For The Distinctive Epicurean and Wine Enthusiast
Chef   & Vintner
Chicken Stock;
4 lb      chicken carcasses,
1           large onion, quartered
4           carrots, peeled and halved
4           stalks celery, halved
1           leek, white part only, chopped
10        sprigs fresh thyme
10        sprigs fresh parsley with stems
2           bay leaves
8           black peppercorns
2           whole cloves garlic, peeled
2           gallons cold water

1.  Place chicken, vegetables, and herbs and spices in 12-quart stockpot. Set opened steamer basket directly on ingredients in
pot and pour over water. Cook on high heat until you begin to see bubbles break through the surface of the liquid.

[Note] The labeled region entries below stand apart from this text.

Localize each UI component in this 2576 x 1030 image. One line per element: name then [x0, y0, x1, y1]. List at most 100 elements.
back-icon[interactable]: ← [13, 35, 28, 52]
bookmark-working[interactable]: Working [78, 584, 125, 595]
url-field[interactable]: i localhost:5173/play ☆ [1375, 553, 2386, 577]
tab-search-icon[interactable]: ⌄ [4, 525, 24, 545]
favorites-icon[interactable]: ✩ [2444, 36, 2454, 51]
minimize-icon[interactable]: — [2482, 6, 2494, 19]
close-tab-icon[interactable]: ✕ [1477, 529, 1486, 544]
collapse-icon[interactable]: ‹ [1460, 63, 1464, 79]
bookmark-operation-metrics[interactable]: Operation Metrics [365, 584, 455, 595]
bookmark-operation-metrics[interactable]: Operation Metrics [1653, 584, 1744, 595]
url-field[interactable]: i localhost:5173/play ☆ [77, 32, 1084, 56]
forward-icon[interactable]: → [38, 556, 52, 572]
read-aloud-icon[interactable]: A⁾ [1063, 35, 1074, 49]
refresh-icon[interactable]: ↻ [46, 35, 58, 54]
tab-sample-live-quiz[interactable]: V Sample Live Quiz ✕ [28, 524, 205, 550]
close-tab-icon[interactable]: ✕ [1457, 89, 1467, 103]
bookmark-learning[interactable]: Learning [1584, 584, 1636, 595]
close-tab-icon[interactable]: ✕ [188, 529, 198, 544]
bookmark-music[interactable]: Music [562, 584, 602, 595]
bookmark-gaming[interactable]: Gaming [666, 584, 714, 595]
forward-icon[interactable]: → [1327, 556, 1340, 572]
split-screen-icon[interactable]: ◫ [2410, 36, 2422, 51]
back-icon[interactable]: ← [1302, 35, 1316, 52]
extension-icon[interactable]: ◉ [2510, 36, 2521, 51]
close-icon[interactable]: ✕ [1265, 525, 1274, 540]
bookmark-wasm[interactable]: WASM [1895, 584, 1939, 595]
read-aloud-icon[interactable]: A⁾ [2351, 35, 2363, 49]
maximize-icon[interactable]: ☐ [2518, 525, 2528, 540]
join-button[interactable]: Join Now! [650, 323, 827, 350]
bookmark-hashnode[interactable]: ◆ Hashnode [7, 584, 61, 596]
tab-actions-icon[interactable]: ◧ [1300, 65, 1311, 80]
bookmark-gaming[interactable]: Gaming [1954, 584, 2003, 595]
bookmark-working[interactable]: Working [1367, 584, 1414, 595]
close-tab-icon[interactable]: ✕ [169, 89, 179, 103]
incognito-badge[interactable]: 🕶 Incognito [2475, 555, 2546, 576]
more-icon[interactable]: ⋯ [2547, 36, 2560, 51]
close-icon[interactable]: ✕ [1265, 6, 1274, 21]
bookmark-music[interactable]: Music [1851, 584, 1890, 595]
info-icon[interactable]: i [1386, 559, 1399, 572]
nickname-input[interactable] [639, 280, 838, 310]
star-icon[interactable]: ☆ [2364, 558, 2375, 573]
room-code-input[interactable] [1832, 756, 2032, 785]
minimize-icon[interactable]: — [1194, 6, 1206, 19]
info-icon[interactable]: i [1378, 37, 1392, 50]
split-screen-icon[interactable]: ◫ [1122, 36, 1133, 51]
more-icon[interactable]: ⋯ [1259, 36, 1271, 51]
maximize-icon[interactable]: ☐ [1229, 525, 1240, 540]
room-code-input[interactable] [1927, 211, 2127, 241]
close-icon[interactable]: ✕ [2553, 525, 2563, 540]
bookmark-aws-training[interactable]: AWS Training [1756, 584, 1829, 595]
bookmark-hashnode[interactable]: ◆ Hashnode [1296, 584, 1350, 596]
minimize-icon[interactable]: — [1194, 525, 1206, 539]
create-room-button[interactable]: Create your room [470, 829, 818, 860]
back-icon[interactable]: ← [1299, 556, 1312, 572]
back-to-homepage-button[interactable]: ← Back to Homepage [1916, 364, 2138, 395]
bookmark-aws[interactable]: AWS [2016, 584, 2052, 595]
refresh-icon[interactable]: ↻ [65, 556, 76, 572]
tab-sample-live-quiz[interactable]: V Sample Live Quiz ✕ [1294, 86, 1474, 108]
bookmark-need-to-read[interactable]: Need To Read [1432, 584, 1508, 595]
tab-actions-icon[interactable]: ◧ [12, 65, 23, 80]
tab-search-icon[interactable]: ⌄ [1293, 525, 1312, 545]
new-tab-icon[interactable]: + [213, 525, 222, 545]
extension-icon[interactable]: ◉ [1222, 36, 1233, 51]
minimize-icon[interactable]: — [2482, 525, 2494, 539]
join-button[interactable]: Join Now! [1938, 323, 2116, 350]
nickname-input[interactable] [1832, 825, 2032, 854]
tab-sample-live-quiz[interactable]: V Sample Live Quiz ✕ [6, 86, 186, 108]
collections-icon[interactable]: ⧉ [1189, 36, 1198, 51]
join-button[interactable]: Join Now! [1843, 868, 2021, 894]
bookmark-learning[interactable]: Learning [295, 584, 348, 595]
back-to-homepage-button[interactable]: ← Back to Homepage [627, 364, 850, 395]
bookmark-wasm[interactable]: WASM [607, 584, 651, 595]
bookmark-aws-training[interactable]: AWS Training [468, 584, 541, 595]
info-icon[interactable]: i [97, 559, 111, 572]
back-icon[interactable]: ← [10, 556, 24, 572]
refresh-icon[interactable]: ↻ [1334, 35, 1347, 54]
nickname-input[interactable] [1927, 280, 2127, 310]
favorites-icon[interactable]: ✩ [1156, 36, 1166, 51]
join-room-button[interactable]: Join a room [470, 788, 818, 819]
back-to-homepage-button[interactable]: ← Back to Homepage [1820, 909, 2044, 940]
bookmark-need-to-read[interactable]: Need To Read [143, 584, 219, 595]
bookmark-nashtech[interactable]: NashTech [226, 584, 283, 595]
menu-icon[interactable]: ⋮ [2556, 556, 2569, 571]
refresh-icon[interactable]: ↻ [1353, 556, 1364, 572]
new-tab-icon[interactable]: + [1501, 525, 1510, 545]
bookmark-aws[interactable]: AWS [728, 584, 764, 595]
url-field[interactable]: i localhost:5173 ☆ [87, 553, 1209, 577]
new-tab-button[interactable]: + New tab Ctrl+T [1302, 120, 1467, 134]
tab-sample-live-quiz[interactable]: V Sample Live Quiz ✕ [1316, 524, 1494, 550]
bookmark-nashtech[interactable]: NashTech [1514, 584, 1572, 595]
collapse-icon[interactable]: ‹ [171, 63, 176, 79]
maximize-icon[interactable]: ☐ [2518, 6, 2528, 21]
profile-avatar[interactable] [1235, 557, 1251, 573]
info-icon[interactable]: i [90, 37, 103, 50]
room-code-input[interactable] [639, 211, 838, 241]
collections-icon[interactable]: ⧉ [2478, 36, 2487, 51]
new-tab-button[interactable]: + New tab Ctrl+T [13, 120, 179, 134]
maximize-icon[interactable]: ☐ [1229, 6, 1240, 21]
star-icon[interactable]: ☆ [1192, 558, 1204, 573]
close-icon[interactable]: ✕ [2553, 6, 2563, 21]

2.  Turn heat down to medium low so that stock maintains low, gentle simmer. Skim the scum from the stock with a spoon or fine
mesh strainer every 10 to 15 minutes for the first hour of cooking and twice each hour for the next 2 hours. Add hot water as
needed to keep bones and vegetables submerged. Simmer uncovered for 4 to 6 hours.  Set aside to cool prior to straining

3.  Strain stock through a fine mesh strainer into another large stockpot or heatproof container discarding the solids. Cool
immediately in large cooler of ice or a sink full of ice water.

4.  Place in refrigerator overnight. Remove solidified fat from surface of liquid and store in container with lid in refrigerator for 2 to
3 days or in freezer for up to 3 months. Prior to use, bring to boil for 2 minutes.